Former North Korean spy addresses ROK and US senior enlisted leaders

By Cpl. Choi, Ho Gyu, U.S. Forces Korea PAO

A former North Korean spy and defector discussed the motivations of North Korean Soldiers and the hardships they endure during a U.S. Forces Korea noncommissioned officer professional development lecture March 12 at the Memorial Chapel.

“As our officers continue to focus at the strategic level, we senior enlisted leaders are really focused on the human dimension so we can understand the motivations and resolve of the North Korean population, and the readiness of their military forces,” said Command Sgt. Maj. John Troxell, United Nations Command, Combined Forces Command and U.S. Forces Korea.

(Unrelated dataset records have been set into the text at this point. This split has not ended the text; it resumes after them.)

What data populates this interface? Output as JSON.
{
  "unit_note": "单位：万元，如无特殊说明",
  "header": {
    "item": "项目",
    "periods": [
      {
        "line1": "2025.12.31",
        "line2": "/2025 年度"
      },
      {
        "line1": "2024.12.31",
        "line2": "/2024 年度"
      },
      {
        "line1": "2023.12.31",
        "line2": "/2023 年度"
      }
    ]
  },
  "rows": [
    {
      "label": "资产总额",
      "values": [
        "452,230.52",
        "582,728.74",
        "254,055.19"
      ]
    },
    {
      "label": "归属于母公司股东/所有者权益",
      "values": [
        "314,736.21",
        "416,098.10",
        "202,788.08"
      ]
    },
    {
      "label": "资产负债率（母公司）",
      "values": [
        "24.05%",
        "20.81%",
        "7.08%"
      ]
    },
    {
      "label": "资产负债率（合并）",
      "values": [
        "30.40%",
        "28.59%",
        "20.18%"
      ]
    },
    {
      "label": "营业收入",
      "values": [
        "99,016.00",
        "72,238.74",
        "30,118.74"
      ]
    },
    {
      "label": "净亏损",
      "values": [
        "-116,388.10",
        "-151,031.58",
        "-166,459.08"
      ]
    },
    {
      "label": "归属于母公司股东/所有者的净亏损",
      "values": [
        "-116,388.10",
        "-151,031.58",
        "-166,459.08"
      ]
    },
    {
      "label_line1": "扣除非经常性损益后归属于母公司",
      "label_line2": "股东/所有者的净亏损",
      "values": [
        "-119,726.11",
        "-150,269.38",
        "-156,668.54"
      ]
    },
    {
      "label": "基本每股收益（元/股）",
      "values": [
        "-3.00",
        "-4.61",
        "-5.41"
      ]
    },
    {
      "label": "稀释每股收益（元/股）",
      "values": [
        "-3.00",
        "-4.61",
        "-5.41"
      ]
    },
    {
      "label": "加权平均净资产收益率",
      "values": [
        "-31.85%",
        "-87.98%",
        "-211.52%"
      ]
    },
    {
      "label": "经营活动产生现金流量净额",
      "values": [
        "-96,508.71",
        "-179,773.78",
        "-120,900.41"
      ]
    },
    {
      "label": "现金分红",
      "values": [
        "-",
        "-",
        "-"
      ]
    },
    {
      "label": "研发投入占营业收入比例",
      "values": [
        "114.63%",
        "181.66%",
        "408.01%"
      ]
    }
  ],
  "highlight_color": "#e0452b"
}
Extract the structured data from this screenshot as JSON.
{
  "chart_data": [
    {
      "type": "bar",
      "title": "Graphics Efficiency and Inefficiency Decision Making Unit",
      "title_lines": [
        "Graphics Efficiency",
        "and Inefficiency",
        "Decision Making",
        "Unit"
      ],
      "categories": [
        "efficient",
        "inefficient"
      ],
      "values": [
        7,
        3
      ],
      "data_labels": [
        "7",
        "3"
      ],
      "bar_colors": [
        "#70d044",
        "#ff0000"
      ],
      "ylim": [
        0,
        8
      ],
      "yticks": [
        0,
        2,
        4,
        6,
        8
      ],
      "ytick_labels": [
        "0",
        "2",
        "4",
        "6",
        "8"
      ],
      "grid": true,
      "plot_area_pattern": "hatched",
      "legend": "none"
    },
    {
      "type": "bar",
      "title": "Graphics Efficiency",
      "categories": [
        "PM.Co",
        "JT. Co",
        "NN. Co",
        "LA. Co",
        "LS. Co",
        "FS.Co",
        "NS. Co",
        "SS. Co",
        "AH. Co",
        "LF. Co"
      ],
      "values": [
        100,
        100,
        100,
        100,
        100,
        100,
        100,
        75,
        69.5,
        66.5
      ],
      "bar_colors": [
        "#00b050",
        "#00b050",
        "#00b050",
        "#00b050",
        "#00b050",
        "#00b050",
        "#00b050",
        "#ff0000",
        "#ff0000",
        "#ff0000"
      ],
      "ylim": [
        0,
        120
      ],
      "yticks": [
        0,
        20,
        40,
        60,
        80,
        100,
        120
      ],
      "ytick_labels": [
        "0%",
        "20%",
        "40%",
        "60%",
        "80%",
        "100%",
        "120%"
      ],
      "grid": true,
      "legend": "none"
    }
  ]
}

The speaker, whose name is withheld by request of the Republic of Korea Defense Security Command, defected to the ROK in 1995 after being wounded in a gunfight and captured by ROK authorities. He is a member of the Institute for National Security Strategy and works as a professor of North Korean Studies at a prominent university in Gyeongsangnam-do.

He discussed North Korea’s treatment of its citizens. 

“The human rights situation in North Korea has remained gruesome, and the people are having their rights trampled on,” said the speaker. “North Korean politics are focused on a ‘military first’ policy.”

He said there are 1.19 million active duty troops in the hermit kingdom, as well as 7.7 million reserve forces. All men are conscripted and must serve 10 years. For women, service is voluntary but carries a seven-year service obligation.

Soldiers are often malnourished, and are sent home to recover when they get too weak to perform their duties, but must return when they recover, he said.

“North Koreans actually have been shrinking, through successive famines,” said the speaker. “In late May and June, soldiers from the front are even mobilized to plant rice, which means less training.”

The regime spends millions of dollars on idolization efforts, he said. There are more than 38,000 statues of Kim Jong Il and Kim Jong Un in North Korea. Indoctrination begins in school and is carried out through a variety of means. To disparage the leader is an automatic death penalty.

After the lecture, senior enlisted leaders got the opportunity to ask a few questions.

When asked about the possibility of war, he said Kim Jong Un is fully aware of the capabilities of the ROK-US alliance and unlikely to enter into a conflict that would mean the end of his dictatorship.

“In my opinion, there’s very little chance that North Korea starts an aggressive full frontal war, but we can’t assume that the enemy nation will not stir up things again,” he said. “They will do things at the slightest provocation, like in the case of the sinking of the South Korean warship, the Cheonan, and the shelling of Yeonpyeong Island.”